Protein kinases could phosphorylate protein as known protein phosphatases. They play important roles in cellular signal transduction pathways and involved in the regulation of various physiological and pathological reactions. RAF kinases are the members of RAS/RAF/MEK/ERK signaling pathway(MAPK), their abnormal activation is an important factor of cancer development. B-RAF mutants were found in about 7%-9% human tumors. Over 90% of B-RAF mutation is B-RAFV600 E which a valine(V) was replaced with glutamic(E). Many classes of B-RAF small molecule inhibitors have been identified. Two selective inhibitors vemurafenib and dabrafenib have been approved by US FDA, and shown significant efficacy against metastatic and unresectable melanoma bearing B-RAFV600 E mutation in clinical. However, acquired resistance and side effect in clinic limits the therapeutic benefit of current used drugs.

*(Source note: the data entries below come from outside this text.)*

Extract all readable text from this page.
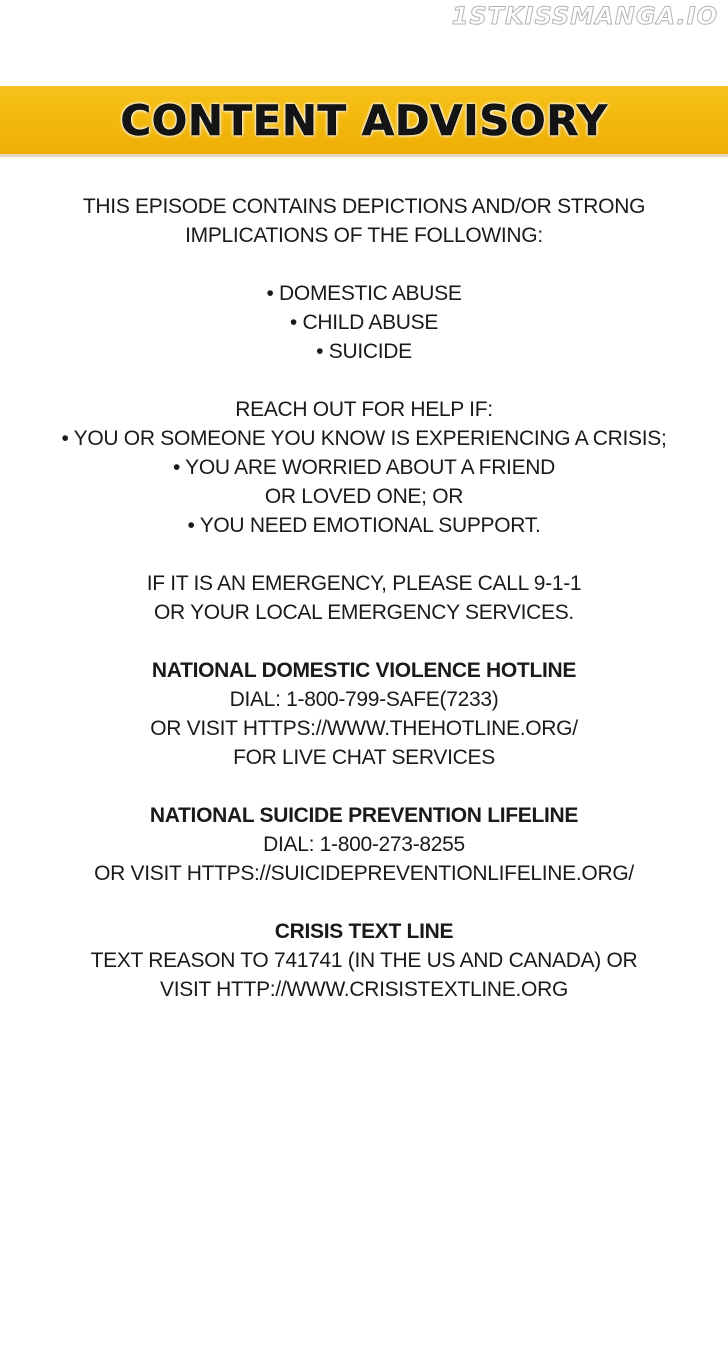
1STKISSMANGA.IO
CONTENT ADVISORY
THIS EPISODE CONTAINS DEPICTIONS AND/OR STRONG
IMPLICATIONS OF THE FOLLOWING:
• DOMESTIC ABUSE
• CHILD ABUSE
• SUICIDE
REACH OUT FOR HELP IF:
• YOU OR SOMEONE YOU KNOW IS EXPERIENCING A CRISIS;
• YOU ARE WORRIED ABOUT A FRIEND
OR LOVED ONE; OR
• YOU NEED EMOTIONAL SUPPORT.
IF IT IS AN EMERGENCY, PLEASE CALL 9-1-1
OR YOUR LOCAL EMERGENCY SERVICES.
NATIONAL DOMESTIC VIOLENCE HOTLINE
DIAL: 1-800-799-SAFE(7233)
OR VISIT HTTPS://WWW.THEHOTLINE.ORG/
FOR LIVE CHAT SERVICES
NATIONAL SUICIDE PREVENTION LIFELINE
DIAL: 1-800-273-8255
OR VISIT HTTPS://SUICIDEPREVENTIONLIFELINE.ORG/
CRISIS TEXT LINE
TEXT REASON TO 741741 (IN THE US AND CANADA) OR
VISIT HTTP://WWW.CRISISTEXTLINE.ORG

A new scaffold B- RAF inhibitor which could overcome drug resistance of tumor is desired.A series of N-(4-aminopyridin-2-yl)amide derivatives was designed as novel B-RafV600 E inhibitors by structural modifications based on a pan-Raf inhibitor TAK-632. We synthesized 20 compounds and revealed that most of the compounds displayed potent enzymatic activity against B-RAFV600 E, and excellent selectivity over B-RAFWT. The most promising 4l exhibited potent inhibitory activity with an IC50 value of 38 n M for B-RAFV600 E, and displayed antiproliferative activity against colo205 and HT29 with IC50 values of 136 and 94 n M, respectively. It also displayed good selectivity on both enzymatic and cellular assays over B-RAFWT. These inhibitors may serve as lead compounds for further developing novel B-RAFV600 E inhibitors as anticancer drugs.